The patience of Excision’s fans has truly been rewarded. From even an outsider perspective, one glance at a few photos or even a short clip of the Paradox reveals the insurmountable time and effort that must have gone into its conception. Not only does the production boast one of the most intense and high definition light rigs on the touring music circuit, but the thematic elements themselves deserve equal recognition as well. Much like Excision’s musical production, the visual spectrum of the Paradox bore into and out of a dark contortion of post-apocalyptic, mechanized environments; heavy metal and horror movie moments; and robotic, science-fiction fantasies. The tyrannosaurus also made a much overdue return.

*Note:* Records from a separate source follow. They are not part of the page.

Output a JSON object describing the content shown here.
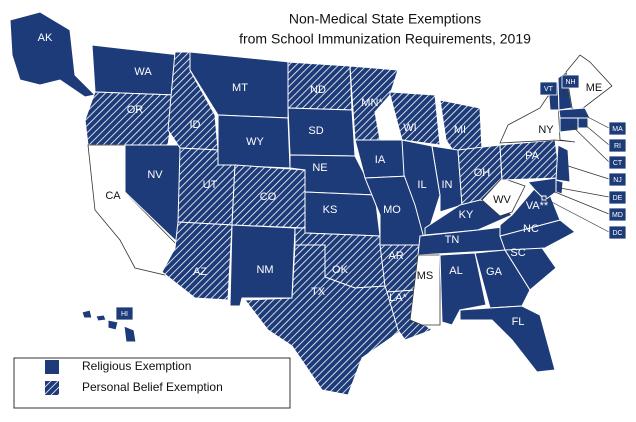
{
  "title": [
    "Non-Medical State Exemptions",
    "from School Immunization Requirements, 2019"
  ],
  "fill_color": "#1d3b78",
  "legend": [
    {
      "label": "Religious Exemption",
      "style": "solid"
    },
    {
      "label": "Personal Belief Exemption",
      "style": "hatched"
    }
  ],
  "states": [
    {
      "label": "AK",
      "style": "solid"
    },
    {
      "label": "WA",
      "style": "solid"
    },
    {
      "label": "OR",
      "style": "hatched"
    },
    {
      "label": "CA",
      "style": "none"
    },
    {
      "label": "NV",
      "style": "solid"
    },
    {
      "label": "ID",
      "style": "hatched"
    },
    {
      "label": "MT",
      "style": "solid"
    },
    {
      "label": "WY",
      "style": "solid"
    },
    {
      "label": "UT",
      "style": "hatched"
    },
    {
      "label": "CO",
      "style": "hatched"
    },
    {
      "label": "AZ",
      "style": "hatched"
    },
    {
      "label": "NM",
      "style": "solid"
    },
    {
      "label": "ND",
      "style": "hatched"
    },
    {
      "label": "SD",
      "style": "solid"
    },
    {
      "label": "NE",
      "style": "solid"
    },
    {
      "label": "KS",
      "style": "solid"
    },
    {
      "label": "OK",
      "style": "hatched"
    },
    {
      "label": "TX",
      "style": "hatched"
    },
    {
      "label": "MN*",
      "style": "hatched"
    },
    {
      "label": "IA",
      "style": "solid"
    },
    {
      "label": "MO",
      "style": "solid"
    },
    {
      "label": "AR",
      "style": "hatched"
    },
    {
      "label": "LA*",
      "style": "hatched"
    },
    {
      "label": "WI",
      "style": "hatched"
    },
    {
      "label": "IL",
      "style": "solid"
    },
    {
      "label": "MI",
      "style": "hatched"
    },
    {
      "label": "IN",
      "style": "solid"
    },
    {
      "label": "OH",
      "style": "hatched"
    },
    {
      "label": "KY",
      "style": "solid"
    },
    {
      "label": "TN",
      "style": "solid"
    },
    {
      "label": "MS",
      "style": "none"
    },
    {
      "label": "AL",
      "style": "solid"
    },
    {
      "label": "GA",
      "style": "solid"
    },
    {
      "label": "FL",
      "style": "solid"
    },
    {
      "label": "SC",
      "style": "solid"
    },
    {
      "label": "NC",
      "style": "solid"
    },
    {
      "label": "VA**",
      "style": "solid"
    },
    {
      "label": "WV",
      "style": "none"
    },
    {
      "label": "PA",
      "style": "hatched"
    },
    {
      "label": "NY",
      "style": "none"
    },
    {
      "label": "VT",
      "style": "solid"
    },
    {
      "label": "NH",
      "style": "solid"
    },
    {
      "label": "ME",
      "style": "none"
    },
    {
      "label": "MA",
      "style": "solid"
    },
    {
      "label": "RI",
      "style": "solid"
    },
    {
      "label": "CT",
      "style": "solid"
    },
    {
      "label": "NJ",
      "style": "solid"
    },
    {
      "label": "DE",
      "style": "solid"
    },
    {
      "label": "MD",
      "style": "solid"
    },
    {
      "label": "DC",
      "style": "solid"
    },
    {
      "label": "HI",
      "style": "solid"
    }
  ]
}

Video by Panda Media (Zack Bruzgo)
Between his annual appearance and heart-throttling sets at Shambhala Music Festival each year, participation in Destroid, operating of his own label Rottun Recordings, and for his sake hopefully still somewhat of a personal life, it is pretty clear Abel is a busy guy. Obviously, a touring piece of production on this level takes more than one man; surely some commendation and applause should be directed at the amazing collaborative team as a whole that came together on this project. Still, the mind behind the conception of such a massive, magnificent piece of art is undoubtedly Abel’s.
The Executioner held its place for three years- it had a good run. New live sets from Excision each year, and of course little dashes of extra surprises still managed to keep things fresh. In the end, one can confidently say the wait was worth it for The Paradox, though. Surely, this project was multiple years in the making, and that time spent perfecting its operation shown through magnificently at Excision’s most recent appearance at the Electric Factory on Saturday, March 5th.
All this talk of the lighting setup is making me feel a little guilty for not mentioning the sound, though. Of course, many bass heads have been following Excision for quite some time already. Many have already experienced the massive 150,000 watts of PK Sound that Abel carts around on tour with him by now. Still, the system deserves a note in itself. Delivering one of the most crisp sound experiences for bass music available today, the gruesome system delivers literal floor-shaking reverberations, even in the most voluminous of venues.
Photo by Panda Media (Zack Bruzgo)
While the Excision sound has remained stagnantly founded around bass music, and primarily dubstep, the sound of the project has undergone equal transformation of incarnations over the years that Abel’s staging has. Growing even more violent and raucous in delivery (even when it seems no longer possible), Excision’s track selections remain impeccable and appropriately self-showcasing year after year. Building sets from a large portion of steadily new, original productions, as well as a handful of tracks off Rottun Recordings, these sets have become a staple of the bass music world- proven largely by the immense popularity and traffic drawn to each year’s landmark “Shambhala Mix”.
If there is one thing we can take away from The Paradox and the 2016 Excision Tour, it is that this one one artist who shows no signs of slowing down, let alone dumbing down, his performances. A true technological connoisseur, Excision leaves us with the conclusion that we can expect to see him continuously take his live performances to the next stage year after year.